Friday, February 24, 2012

What is Wrong With Everyday Math?

I recently had the opportunity to sit down with the Math coordinator for Greenwich Public Schools, at his invitation, to discuss my thoughts on Everyday Math.  We both realized from the start that we were not going to change each other’s mind (he is a supporter), but we had a excellent discussion on the issues (as I see them) and on the pluses (which I recognize exist and understand).  I appreciate the openness shown by all members of the administration.

The primary issue with EDM is structural, i.e., how the material is presented.  If the structure is flawed, anything you build on it will be weak.  Educational theory holds that factual, procedural, and conceptual learning should occur in parallel.  Problem is that not enough of the factual knowledge is being practiced, and the wrong types of procedural knowledge (i.e., non-standard algorithms) are being emphasized.


Structural

1.    EDM spirals, does not have a clear progression of topics, and does not teach to mastery in a compressed timeframe.  “A focused, coherent progression of mathematics learning, with an emphasis on proficiency with key topics, should become the norm in elementary and middle school mathematics curricula. Any approach that continually revisits topics year after year without closure is to be avoided.” (NMAP Finding 1)  EDM may claim that research supports the distributed nature of its instruction, but research actually supports distributive practice, not distributive instruction. 

2.    Further, the actual distributed practice is insufficient to provide for a solid foundation in either the core math facts or the core algorithms.  EDM spreads the practice over years, while it should be weeks or months.  While the fact practice can be supplemented, the actual supplementing in GPS is inconsistent across schools.

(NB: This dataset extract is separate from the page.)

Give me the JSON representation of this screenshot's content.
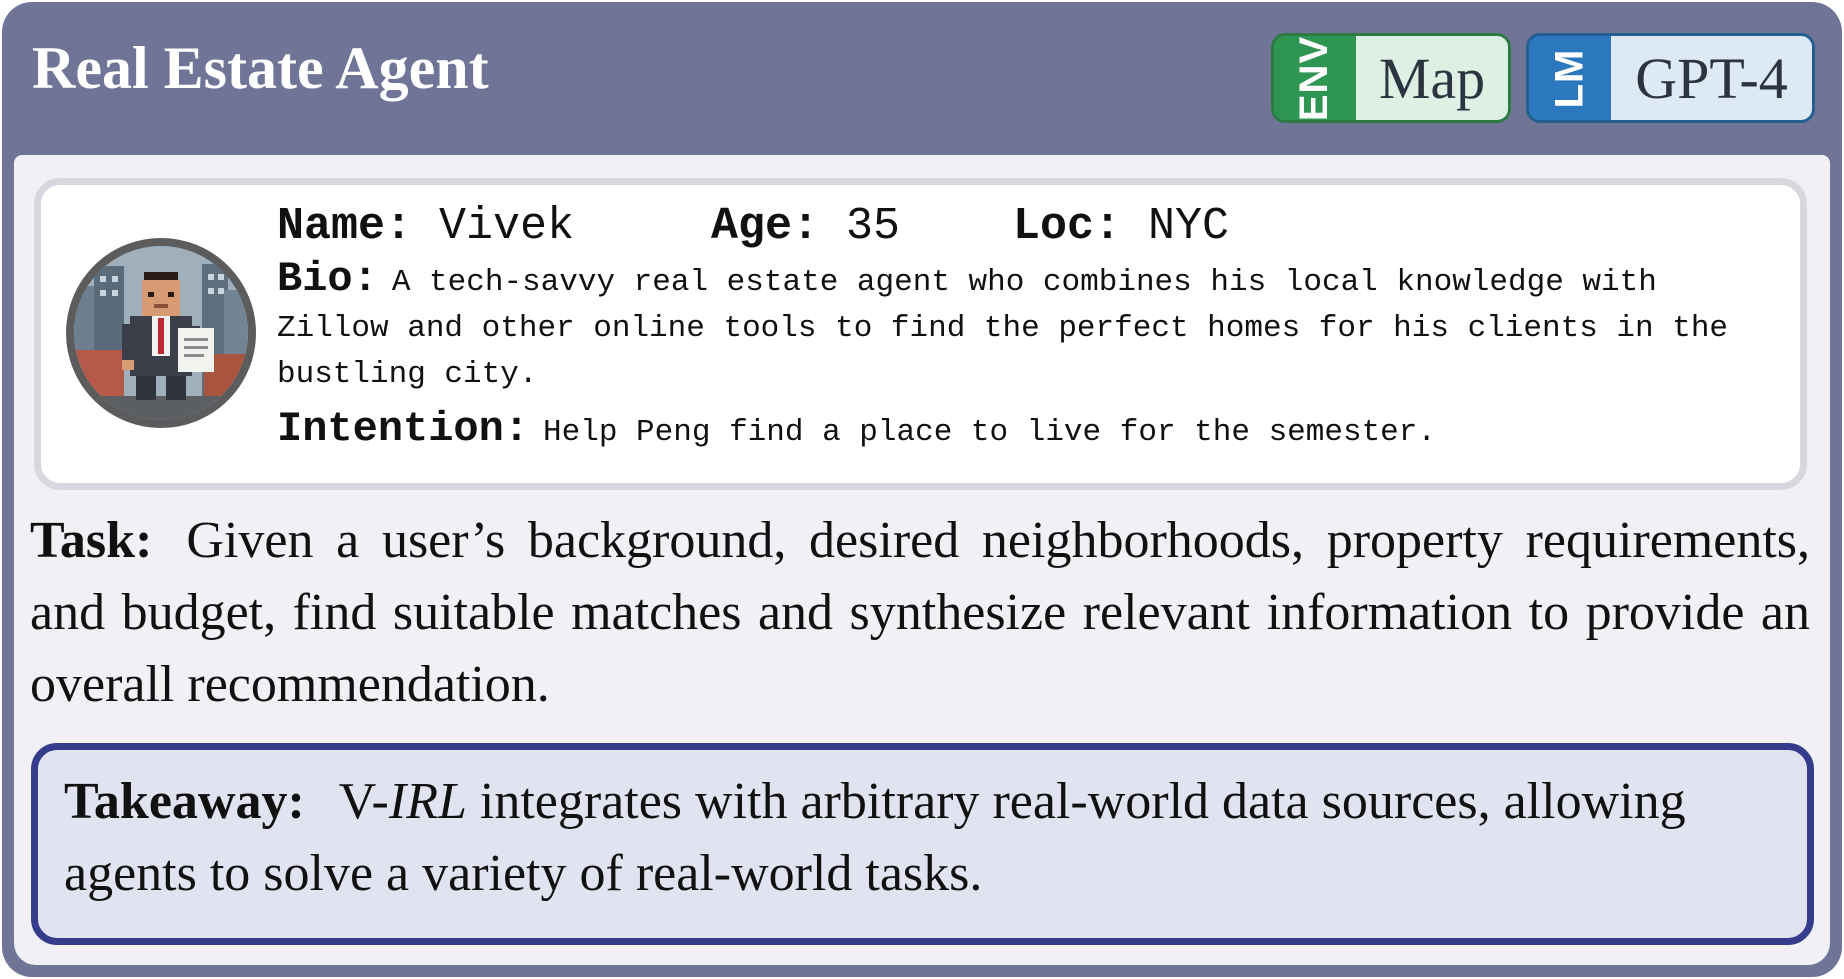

3.    As shown by the recommendations of the CCSS, EDM covers too wide of a set of topics, contributing to its lack of coherence and focus. 

4.    The language intensive nature of EDM presents an extra challenge for Special Educations and English Language Learner students.  “Special Education students need structure and coherence, direct explicit instruction, more individual work, less group work, clarity of purpose, incremental goals, practice and repetition, regular assessment of skills and knowledge, a textbook, and meaningful graded homework. Homework assignments aligned with class work, textbook and tests will provide guidance and feedback to parents to support their children's home work and study.” (taken from a discussion with a NYC Special Education administrator, commenting about the adoption of EDM).

5.    Homework problems stray far from mathematics (geography, art) in an attempt to be “everyday.”

6.    Calculators – EDM requires and encourages the use of calculators.

7.    Parents struggle to understand and help because the terminology/ language/ procedures are different than traditional elementary math and more advanced math. By learning non-standard terms and algorithms, the student will struggle when (1) they reach a traditional program (college mathematics) which uses only standard terms and (2) the alternative algorithms break down because of inherent flaws or excessive time requirements.

8.    Lack of text book to aid students and parents.  EDM reference book is not helpful, and in some cases in not even given out.

9.    Time spent on a number of inappropriate topics (e.g., military time, geoboard designs, probability), when basic skills are not secure.





Factual Knowledge

1.    Insufficient drill for addition, subtraction, multiplication, division facts.  The schools are relying on parents to conduct the drills, in most cases only if they (the parents) realize there is an issue (i.e., only one of my daughter’s three teachers has indicated that she should drill at home, and that was her ALP teacher).  The point is that if the teacher does not indicate that the student should drill, there is a large probability that the student and parent will not recognize the need, and will not drill at home.

Procedural Knowledge

1.    Insufficient attention to standard algorithms

2.    Too much attention to non-standard algorithms which are not general, not efficient and/ or are not applicable to advanced math

Conceptual Knowledge

1.    Non-standard terms (e.g., “turn around rule” instead of Commutative Property) or made-up terms (e.g., cubes, longs, flats, big cubes), which can only lead to confusion in the real world.  NOTE: these “made-up” terms are part of the world of manipulatives, which students use to visualize concepts, such as place value.  Apparently they were made up after I went to school, but are accepted terms in elementary education.    Probably won’t find them on your Chemical Engineering Thermodynamics final though!